The first US interest rate increase in almost a decade in December – just a quarter of a percentage point – was enough to trigger a convulsion in world markets that led to the worst start to a year for global stocks since World War Two.
Underlining ’cause and effect’, the subsequent recovery only came about once the Federal Reserve hastily made clear it was pressing the pause button precisely because of seismic events in world finance.
Few doubt a growing US economy that’s near full employment can absorb some normalization of interest rates from near zero, and a higher dollar goes hand in hand with that.
But the rest of the world clearly can’t.
The Bank for International Settlements estimates that while US dollar dominance means it accounts for almost 90 percent of all foreign exchange transactions and some 60 percent of hard currency reserves. But crucially it also accounts for about 60 percent of all debts and assets outside the United States.

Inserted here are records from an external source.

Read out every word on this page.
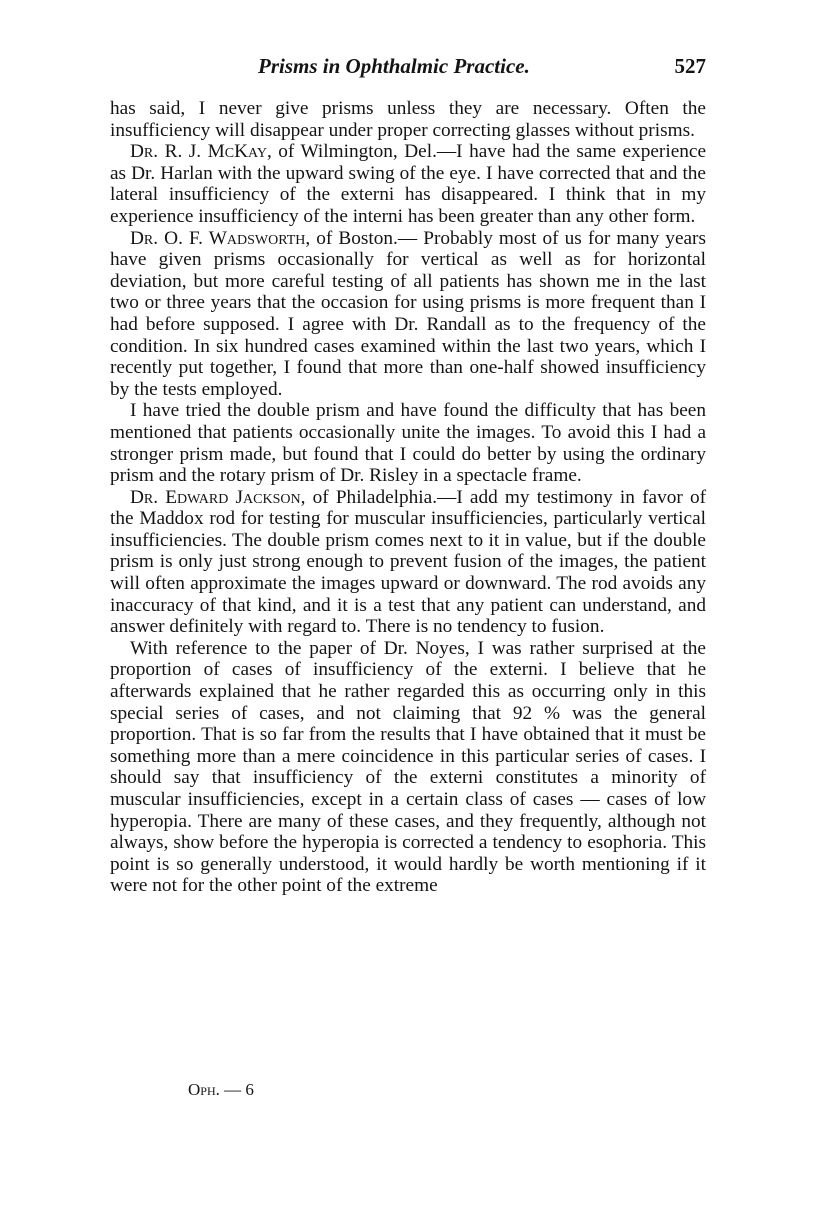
Prisms in Ophthalmic Practice.	527

has said, I never give prisms unless they are necessary. Often the insufficiency will disappear under proper correcting glasses without prisms.

Dr. R. J. McKay, of Wilmington, Del.—I have had the same experience as Dr. Harlan with the upward swing of the eye. I have corrected that and the lateral insufficiency of the externi has disappeared. I think that in my experience insufficiency of the interni has been greater than any other form.

Dr. O. F. Wadsworth, of Boston.— Probably most of us for many years have given prisms occasionally for vertical as well as for horizontal deviation, but more careful testing of all patients has shown me in the last two or three years that the occasion for using prisms is more frequent than I had before supposed. I agree with Dr. Randall as to the frequency of the condition. In six hundred cases examined within the last two years, which I recently put together, I found that more than one-half showed insufficiency by the tests employed.

I have tried the double prism and have found the difficulty that has been mentioned that patients occasionally unite the images. To avoid this I had a stronger prism made, but found that I could do better by using the ordinary prism and the rotary prism of Dr. Risley in a spectacle frame.

Dr. Edward Jackson, of Philadelphia.—I add my testimony in favor of the Maddox rod for testing for muscular insufficiencies, particularly vertical insufficiencies. The double prism comes next to it in value, but if the double prism is only just strong enough to prevent fusion of the images, the patient will often approximate the images upward or downward. The rod avoids any inaccuracy of that kind, and it is a test that any patient can understand, and answer definitely with regard to. There is no tendency to fusion.

With reference to the paper of Dr. Noyes, I was rather surprised at the proportion of cases of insufficiency of the externi. I believe that he afterwards explained that he rather regarded this as occurring only in this special series of cases, and not claiming that 92 % was the general proportion. That is so far from the results that I have obtained that it must be something more than a mere coincidence in this particular series of cases. I should say that insufficiency of the externi constitutes a minority of muscular insufficiencies, except in a certain class of cases — cases of low hyperopia. There are many of these cases, and they frequently, although not always, show before the hyperopia is corrected a tendency to esophoria. This point is so generally understood, it would hardly be worth mentioning if it were not for the other point of the extreme

Oph. — 6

And if the rest of the world goes into shock because of the higher cost of servicing and paying back those dollar debts, the boomerang effect on U.S. exporters, commodity firms and the wider economy just ends up tying the Fed’s hands in ways made crystal clear this year already.
No surprise, then, the US central bank has no deep love for the dollar’s prime reserve currency status – even though it’s been described by Europeans and others over the years as an “exorbitant privilege” that ensures the world lends to the US Treasury in its own currency at low interest rates regardless of dollar strength.
Speaking at an event in Zurich on Tuesday on the dollar’s global status, New York Fed chief Bill Dudley said Americans should not be perturbed if other currencies such as the euro or China’s yuan eventually eat into the dollar’s share of reserves.
“If other countries’ currencies emerge to gain stature as reserve currencies, it is not obvious to me that the United States loses,” he said, as long as it “is being driven by their progress, rather than by the US doing a poorer job.”
While that’s far from wishing away dollar hegemony, it speaks to the greater ambivalence among central bankers toward reserve status than their national treasury chiefs – given how widespread use of the currency can compromise domestic policy.
It’s that tension that risks sowing instability everywhere.
If the Fed can’t adjust monetary policy because of fears of transmitting a self-defeating shockwave around the world via the dollar, then there’s understandable concern that artificially low Fed policy just stores up even more debt and international accounting imbalances and undermines the very currency that’s supposed to play anchor.
At the same event in Zurich, Claudio Borio, head of the monetary and economic Department of the BIS, said the dollar’s role could potentially exacerbate instability by allowing the United States to run larger and more persistent fiscal and current account deficits – and to run looser monetary policy for longer.
What’s more, a resulting Fed easing bias spreads to developed and emerging economies as governments resist a weaker dollar for competitiveness or financial stability reasons, Borio added.
“Easing begets easing,” he said.
For Morgan Stanley, this is just leads to ever-higher debt, and there are no painless ways out of a problem that will start to hurt significantly over the coming years – only a series of “less painful” options including the option of consolidating debts and making them permanent or perpetual.
In the meantime, the US bank said, the dollar itself will most likely push higher again, if only because the US economy is probably the only one that can absorb a rising exchange rate in this environment.
For Borio, a more ‘pluralistic’ system with many world currencies sharing the reserve role doesn’t by itself solve any problem, either. There would then be no credible single anchor.
Hard-headed cooperation and joint decision making may be the only answer.
“This means not just putting one’s house in order, but also putting our global village in order.”